Tumor necrosis factor alpha (TNF alpha), as a modulator of hematopoiesis, interacts with many growth factor receptors, such as interleukin-3, granulocyte-macrophage colony-stimulating factor (CSF), and granulocyte-CSF receptors. Here, we studied the interactions between TNF alpha and the stem cell factor (SCF) receptor, c-kit, in normal CD34+ hematopoietic progenitors and their leukemic counterpart, ie, acute myeloid leukemic (AML) CD34+ cells coexpressing c-kit antigen. The results showed that (1) incubation of normal bone marrow mononuclear cells with 200 U/mL rhTNF alpha for 20 hours induced a diminution of 31.2% +/- 5.2% of CD34+ cells coexpressing c-kit; (2) the same decrease was observed using purified CD34+ cells and, furthermore, their proliferative response to SCF was inhibited by 31.5% +/- 7.3% after exposure to TNF alpha; (3) similar experiments performed on CD34+ c-kit+ AML cells from 11 patients gave comparable results.

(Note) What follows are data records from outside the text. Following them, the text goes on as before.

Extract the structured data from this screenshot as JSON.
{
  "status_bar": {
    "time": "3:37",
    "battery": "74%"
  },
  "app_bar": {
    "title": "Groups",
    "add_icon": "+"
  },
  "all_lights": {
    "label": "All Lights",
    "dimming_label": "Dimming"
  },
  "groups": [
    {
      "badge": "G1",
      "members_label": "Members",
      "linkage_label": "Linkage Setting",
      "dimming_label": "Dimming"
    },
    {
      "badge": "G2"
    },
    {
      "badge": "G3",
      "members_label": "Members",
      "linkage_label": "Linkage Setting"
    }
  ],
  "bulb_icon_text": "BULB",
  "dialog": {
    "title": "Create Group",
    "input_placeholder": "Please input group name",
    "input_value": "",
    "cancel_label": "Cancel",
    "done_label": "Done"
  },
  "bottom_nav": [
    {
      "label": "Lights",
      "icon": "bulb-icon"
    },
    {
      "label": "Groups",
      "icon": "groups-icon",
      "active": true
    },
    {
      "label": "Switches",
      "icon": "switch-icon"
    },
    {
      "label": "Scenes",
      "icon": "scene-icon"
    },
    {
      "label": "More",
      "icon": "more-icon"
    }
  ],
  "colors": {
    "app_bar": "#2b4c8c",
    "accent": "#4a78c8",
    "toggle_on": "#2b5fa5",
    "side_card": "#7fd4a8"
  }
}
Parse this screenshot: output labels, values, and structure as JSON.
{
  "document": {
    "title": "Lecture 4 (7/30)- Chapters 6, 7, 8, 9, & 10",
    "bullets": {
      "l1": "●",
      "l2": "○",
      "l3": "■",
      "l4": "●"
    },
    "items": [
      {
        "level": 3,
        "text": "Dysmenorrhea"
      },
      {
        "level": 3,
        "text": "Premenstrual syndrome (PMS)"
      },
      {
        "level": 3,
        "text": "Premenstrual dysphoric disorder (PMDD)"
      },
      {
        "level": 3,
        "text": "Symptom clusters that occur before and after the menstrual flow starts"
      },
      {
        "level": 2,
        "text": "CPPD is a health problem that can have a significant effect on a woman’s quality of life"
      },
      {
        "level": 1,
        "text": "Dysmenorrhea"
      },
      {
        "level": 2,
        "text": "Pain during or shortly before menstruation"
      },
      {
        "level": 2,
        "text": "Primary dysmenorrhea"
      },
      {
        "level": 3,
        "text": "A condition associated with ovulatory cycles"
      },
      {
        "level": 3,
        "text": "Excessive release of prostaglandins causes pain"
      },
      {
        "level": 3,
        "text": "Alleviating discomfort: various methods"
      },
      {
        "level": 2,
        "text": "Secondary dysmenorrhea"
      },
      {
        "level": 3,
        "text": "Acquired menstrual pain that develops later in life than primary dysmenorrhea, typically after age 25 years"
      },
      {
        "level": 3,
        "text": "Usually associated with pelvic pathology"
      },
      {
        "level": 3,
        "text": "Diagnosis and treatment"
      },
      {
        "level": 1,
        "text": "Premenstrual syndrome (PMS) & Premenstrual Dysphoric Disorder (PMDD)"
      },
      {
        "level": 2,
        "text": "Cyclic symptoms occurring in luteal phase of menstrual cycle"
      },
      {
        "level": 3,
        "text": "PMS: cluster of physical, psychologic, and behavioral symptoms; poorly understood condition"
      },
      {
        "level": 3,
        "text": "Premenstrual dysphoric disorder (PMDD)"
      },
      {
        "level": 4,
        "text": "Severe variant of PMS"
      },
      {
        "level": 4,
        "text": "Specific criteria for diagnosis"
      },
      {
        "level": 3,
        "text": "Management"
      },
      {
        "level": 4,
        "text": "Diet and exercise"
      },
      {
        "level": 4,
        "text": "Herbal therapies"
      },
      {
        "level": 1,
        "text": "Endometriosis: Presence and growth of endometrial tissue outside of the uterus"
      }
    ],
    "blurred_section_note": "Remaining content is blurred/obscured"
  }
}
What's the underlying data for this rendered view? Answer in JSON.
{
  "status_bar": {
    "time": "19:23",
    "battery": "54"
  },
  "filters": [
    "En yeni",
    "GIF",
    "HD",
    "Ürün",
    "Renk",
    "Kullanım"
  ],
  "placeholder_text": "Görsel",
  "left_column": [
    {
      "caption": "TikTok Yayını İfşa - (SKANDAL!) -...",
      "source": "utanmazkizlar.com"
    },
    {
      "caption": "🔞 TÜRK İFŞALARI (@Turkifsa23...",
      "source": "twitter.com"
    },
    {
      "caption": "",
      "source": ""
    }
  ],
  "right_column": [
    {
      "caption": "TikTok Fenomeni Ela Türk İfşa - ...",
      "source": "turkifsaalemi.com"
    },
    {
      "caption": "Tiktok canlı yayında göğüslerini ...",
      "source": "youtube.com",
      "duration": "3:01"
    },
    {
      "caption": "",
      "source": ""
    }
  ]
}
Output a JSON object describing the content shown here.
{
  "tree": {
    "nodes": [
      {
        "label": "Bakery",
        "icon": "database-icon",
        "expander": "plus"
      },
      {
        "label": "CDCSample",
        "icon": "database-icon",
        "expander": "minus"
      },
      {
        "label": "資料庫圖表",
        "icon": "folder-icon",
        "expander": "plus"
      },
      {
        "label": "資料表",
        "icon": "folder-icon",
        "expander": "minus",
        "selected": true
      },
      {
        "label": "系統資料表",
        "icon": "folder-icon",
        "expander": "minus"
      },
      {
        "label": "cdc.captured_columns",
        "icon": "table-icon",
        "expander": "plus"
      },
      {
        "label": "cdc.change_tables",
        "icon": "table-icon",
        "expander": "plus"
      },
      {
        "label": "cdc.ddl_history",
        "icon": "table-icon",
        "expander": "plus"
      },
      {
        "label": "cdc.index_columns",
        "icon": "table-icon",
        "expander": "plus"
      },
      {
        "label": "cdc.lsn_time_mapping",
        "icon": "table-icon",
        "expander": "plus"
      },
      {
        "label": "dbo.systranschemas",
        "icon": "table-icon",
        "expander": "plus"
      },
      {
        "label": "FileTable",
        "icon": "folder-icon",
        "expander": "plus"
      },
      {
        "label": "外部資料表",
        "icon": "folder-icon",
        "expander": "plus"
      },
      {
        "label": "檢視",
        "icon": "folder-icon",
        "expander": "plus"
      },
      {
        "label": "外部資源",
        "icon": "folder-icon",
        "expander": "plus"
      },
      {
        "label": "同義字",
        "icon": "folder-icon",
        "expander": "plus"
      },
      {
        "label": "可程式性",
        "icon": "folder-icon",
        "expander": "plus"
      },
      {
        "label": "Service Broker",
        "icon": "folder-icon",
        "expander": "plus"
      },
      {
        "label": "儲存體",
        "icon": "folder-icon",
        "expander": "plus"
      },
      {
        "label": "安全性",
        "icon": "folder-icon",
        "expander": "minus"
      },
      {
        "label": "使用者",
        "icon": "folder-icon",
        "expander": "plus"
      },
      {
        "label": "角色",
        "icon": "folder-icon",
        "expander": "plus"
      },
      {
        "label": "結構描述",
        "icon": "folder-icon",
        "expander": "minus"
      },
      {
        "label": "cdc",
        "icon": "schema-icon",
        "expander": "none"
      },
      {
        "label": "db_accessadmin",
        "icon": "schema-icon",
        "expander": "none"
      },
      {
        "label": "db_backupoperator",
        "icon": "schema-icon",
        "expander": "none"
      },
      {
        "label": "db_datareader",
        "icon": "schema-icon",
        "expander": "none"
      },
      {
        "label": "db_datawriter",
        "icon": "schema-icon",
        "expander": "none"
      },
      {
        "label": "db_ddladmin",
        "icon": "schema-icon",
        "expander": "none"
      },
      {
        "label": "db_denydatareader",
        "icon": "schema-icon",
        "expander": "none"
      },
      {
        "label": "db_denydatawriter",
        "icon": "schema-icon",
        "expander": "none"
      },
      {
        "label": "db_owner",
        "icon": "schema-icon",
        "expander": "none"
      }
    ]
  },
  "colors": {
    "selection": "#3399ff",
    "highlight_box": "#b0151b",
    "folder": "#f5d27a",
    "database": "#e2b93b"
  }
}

Further analysis at the mRNA level indicated that TNF alpha decreased c-kit mRNA transcripts. Moreover, using monoclonal antibodies against the two types of TNF alpha receptors, p75 and p55, we showed that the downregulation of c-kit proto-oncogene product by TNF alpha, on normal and leukemic CD34+ cells, was exclusively mediated by the TNF alpha p55 receptor. Therefore, we conclude that TNF alpha acts as a downregulator of the SCF receptor expression.